Pre-code Hollywood was frank about sex, and women were more than appendages to male heroics. Though the male gaze ensured these dames were hot and not just adventurous.
While the Paramount adaptation of William Faulkner’s trash novel ‘Sanctuary’ took a while to get made, when it hit the screen the studio didn’t cut corners nor dolly things up. The Story of Temple Drake is all of 71 minutes and not surprisingly coherent story-telling is a casualty, yet the lurid plot is handled with a compelling economy and frankness, strongly abetted by the suitably dark lensing of Karl Struss, whose expressionist lighting of horrendous close-ups insinuates a decadent menace into the melodrama.
Temple Drake is a cheap little rich-girl from the South, who likes slumming with drunken lechers driving fast cars. One night she comes a cropper when her latest partner in sleaze crashes his roadster.

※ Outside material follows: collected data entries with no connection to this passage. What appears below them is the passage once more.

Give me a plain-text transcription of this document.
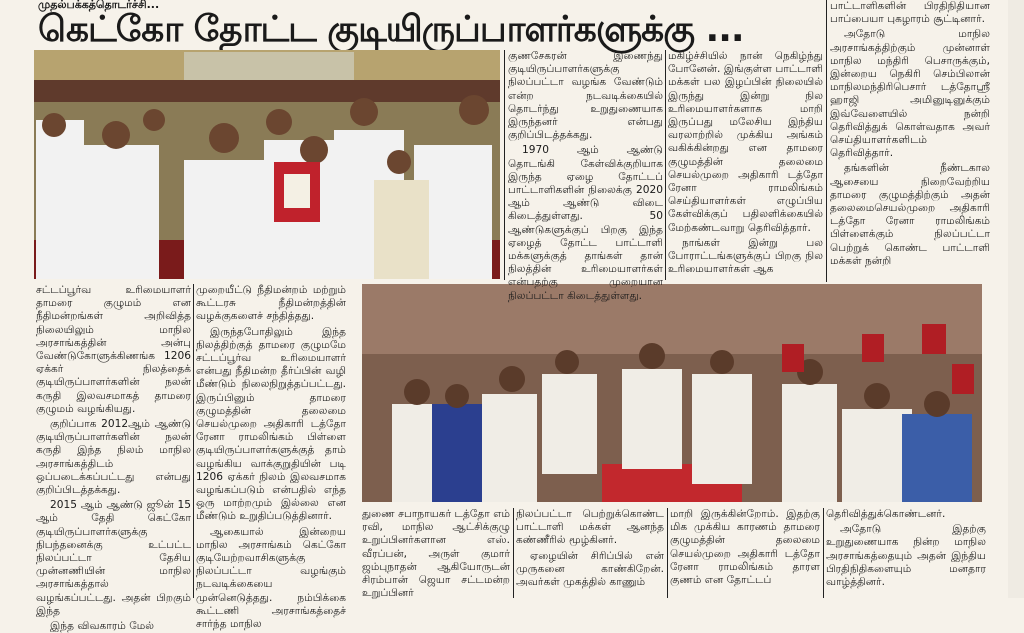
முதல்பக்கத்தொடர்ச்சி...
கெட்கோ தோட்ட குடியிருப்பாளர்களுக்கு ...

சட்டப்பூர்வ உரிமையாளர் தாமரை குழுமம் என நீதிமன்றங்கள் அறிவித்த நிலையிலும் மாநில அரசாங்கத்தின் அன்பு வேண்டுகோளுக்கிணங்க 1206 ஏக்கர் நிலத்தைக் குடியிருப்பாளர்களின் நலன் கருதி இலவசமாகத் தாமரை குழுமம் வழங்கியது.

குறிப்பாக 2012ஆம் ஆண்டு குடியிருப்பாளர்களின் நலன் கருதி இந்த நிலம் மாநில அரசாங்கத்திடம் ஒப்படைக்கப்பட்டது என்பது குறிப்பிடத்தக்கது.

2015 ஆம் ஆண்டு ஜூன் 15 ஆம் தேதி கெட்கோ குடியிருப்பாளர்களுக்கு நிபந்தனைக்கு உட்பட்ட நிலப்பட்டா தேசிய முன்னணியின் மாநில அரசாங்கத்தால் வழங்கப்பட்டது. அதன் பிறகும் இந்த

இந்த விவகாரம் மேல்

முறையீட்டு நீதிமன்றம் மற்றும் கூட்டரசு நீதிமன்றத்தின் வழக்குகளைச் சந்தித்தது.

இருந்தபோதிலும் இந்த நிலத்திற்குத் தாமரை குழுமமே சட்டப்பூர்வ உரிமையாளர் என்பது நீதிமன்ற தீர்ப்பின் வழி மீண்டும் நிலைநிறுத்தப்பட்டது. இருப்பினும் தாமரை குழுமத்தின் தலைமை செயல்முறை அதிகாரி டத்தோ ரேனா ராமலிங்கம் பிள்ளை குடியிருப்பாளர்களுக்குத் தாம் வழங்கிய வாக்குறுதியின் படி 1206 ஏக்கர் நிலம் இலவசமாக வழங்கப்படும் என்பதில் எந்த ஒரு மாற்றமும் இல்லை என மீண்டும் உறுதிப்படுத்தினார்.

ஆகையால் இன்றைய மாநில அரசாங்கம் கெட்கோ குடியேற்றவாசிகளுக்கு நிலப்பட்டா வழங்கும் நடவடிக்கையை முன்னெடுத்தது. நம்பிக்கை கூட்டணி அரசாங்கத்தைச் சார்ந்த மாநில

குணசேகரன் இணைந்து குடியிருப்பாளர்களுக்கு நிலப்பட்டா வழங்க வேண்டும் என்ற நடவடிக்கையில் தொடர்ந்து உறுதுணையாக இருந்தனர் என்பது குறிப்பிடத்தக்கது.

1970 ஆம் ஆண்டு தொடங்கி கேள்விக்குறியாக இருந்த ஏழை தோட்டப் பாட்டாளிகளின் நிலைக்கு 2020 ஆம் ஆண்டு விடை கிடைத்துள்ளது. 50 ஆண்டுகளுக்குப் பிறகு இந்த ஏழைத் தோட்ட பாட்டாளி மக்களுக்குத் தாங்கள் தான் நிலத்தின் உரிமையாளர்கள் என்பதற்கு முறையான நிலப்பட்டா கிடைத்துள்ளது.

மகிழ்ச்சியில் நான் நெகிழ்ந்து போனேன். இங்குள்ள பாட்டாளி மக்கள் பல இழப்பின் நிலையில் இருந்து இன்று நில உரிமையாளர்களாக மாறி இருப்பது மலேசிய இந்திய வரலாற்றில் முக்கிய அங்கம் வகிக்கின்றது என தாமரை குழுமத்தின் தலைமை செயல்முறை அதிகாரி டத்தோ ரேனா ராமலிங்கம் செய்தியாளர்கள் எழுப்பிய கேள்விக்குப் பதிலளிக்கையில் மேற்கண்டவாறு தெரிவித்தார்.

நாங்கள் இன்று பல போராட்டங்களுக்குப் பிறகு நில உரிமையாளர்கள் ஆக

பாட்டாளிகளின் பிரதிநிதியான பாப்பையா புகழாரம் சூட்டினார்.

அதோடு மாநில அரசாங்கத்திற்கும் முன்னாள் மாநில மந்திரி பெசாருக்கும், இன்றைய நெகிரி செம்பிலான் மாநிலமந்திரிபெசார் டத்தோஸ்ரீ ஹாஜி அமினுடினுக்கும் இவ்வேளையில் நன்றி தெரிவித்துக் கொள்வதாக அவர் செய்தியாளர்களிடம் தெரிவித்தார்.

தங்களின் நீண்டகால ஆசையை நிறைவேற்றிய தாமரை குழுமத்திற்கும் அதன் தலைமைசெயல்முறை அதிகாரி டத்தோ ரேனா ராமலிங்கம் பிள்ளைக்கும் நிலப்பட்டா பெற்றுக் கொண்ட பாட்டாளி மக்கள் நன்றி

துணை சபாநாயகர் டத்தோ எம் ரவி, மாநில ஆட்சிக்குழு உறுப்பினர்களான எஸ். வீரப்பன், அருள் குமார் ஜம்புநாதன் ஆகியோருடன் சிரம்பான் ஜெயா சட்டமன்ற உறுப்பினர்

நிலப்பட்டா பெற்றுக்கொண்ட பாட்டாளி மக்கள் ஆனந்த கண்ணீரில் மூழ்கினர்.

ஏழையின் சிரிப்பில் என் முருகனை காண்கிறேன். அவர்கள் முகத்தில் காணும்

மாறி இருக்கின்றோம். இதற்கு மிக முக்கிய காரணம் தாமரை குழுமத்தின் தலைமை செயல்முறை அதிகாரி டத்தோ ரேனா ராமலிங்கம் தாரள குணம் என தோட்டப்

தெரிவித்துக்கொண்டனர்.

அதோடு இதற்கு உறுதுணையாக நின்ற மாநில அரசாங்கத்தையும் அதன் இந்திய பிரதிநிதிகளையும் மனதார வாழ்த்தினர்.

After seeking help at a decrepit mansion they are abducted by a sinister gang of bootleggers. The drunken beau is dumped, the girl raped, and then shanghaied to a bordello. Is she a willing accomplice to her degradation? The scenario is ambivalent and you have to live with your doubts.
Wide-eyed and gorgeous, a not so young Miriam Hopkins brings a simmering sexuality to her portrayal of a woman whose lurid appetites are kept in check by a veneer of respectability – and a genuine awareness of her tendency to self-destruct. For all her baseness, she has a moral centre that only needs to be coerced into action. Trouble is on both occasions she aids her own demise. First by killing, and then into making an admission of guilt that has severe consequences.
While Temple Drake is no femme-fatale and her actions are reactive, she cannily prefigures those hard dames that were let loose less than a decade later.
This notorious pre-coder is essential viewing.